Seine aktuelle Haltung steht jedoch im Widerspruch zu früheren Entscheidungen. So lehnte er 2019 einen Vorstoß ab, der eine paritätische Besetzung von Parteikandidatenlisten vorschrieb. Im selben Jahr sprach er sich für die Beibehaltung des strafrechtlichen Abtreibungsverbots sowie des Werbeverbots für Schwangerschaftsabbrüche aus. 2023 setzte er sich zudem für ein Verbot geschlechtergerechter Sprache in Behörden ein.
Trotz dieser Positionierungen beharrt Amthor darauf, dass CDU und Unionsfraktion keine "Belehrungen von links" benötigten. Die eigene Haltung der Partei zur Gleichberechtigung sei bereits "klar und gefestigt".

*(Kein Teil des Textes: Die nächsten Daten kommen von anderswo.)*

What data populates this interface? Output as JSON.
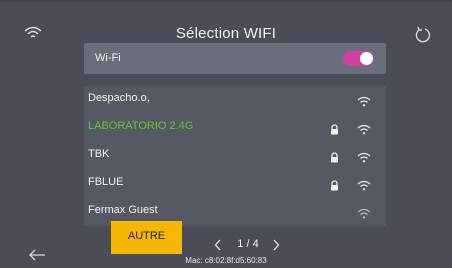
{
  "header": {
    "title": "Sélection WIFI"
  },
  "wifi_toggle": {
    "label": "Wi-Fi",
    "enabled": true,
    "on_color": "#d23fa0"
  },
  "networks": [
    {
      "name": "Despacho.o,",
      "locked": false,
      "active": false
    },
    {
      "name": "LABORATORIO 2.4G",
      "locked": true,
      "active": true
    },
    {
      "name": "TBK",
      "locked": true,
      "active": false
    },
    {
      "name": "FBLUE",
      "locked": true,
      "active": false
    },
    {
      "name": "Fermax Guest",
      "locked": false,
      "active": false
    }
  ],
  "footer": {
    "other_button": "AUTRE",
    "page_indicator": "1 / 4",
    "mac": "Mac: c8:02:8f:d5:60:83"
  },
  "colors": {
    "background": "#4a4d58",
    "active_network": "#5ec837",
    "accent_button": "#f5b700"
  },
  "icons": [
    "wifi-status-icon",
    "refresh-icon",
    "lock-icon",
    "wifi-signal-icon",
    "back-arrow-icon",
    "chevron-left-icon",
    "chevron-right-icon"
  ]
}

Amthors Appell, die CDU solle sich stärker mit feministischen Themen auseinandersetzen, steht damit in Spannung zu seiner eigenen Geschichte der Ablehnung zentraler feministischer Forderungen. Seine jüngsten Aussagen unterstreichen die Gratwanderung der Partei, die sich zwischen Druck von links und rechts behaupten muss. Die Debatte über Gleichstellung in der CDU dürfte damit weiter an Fahrt aufnehmen.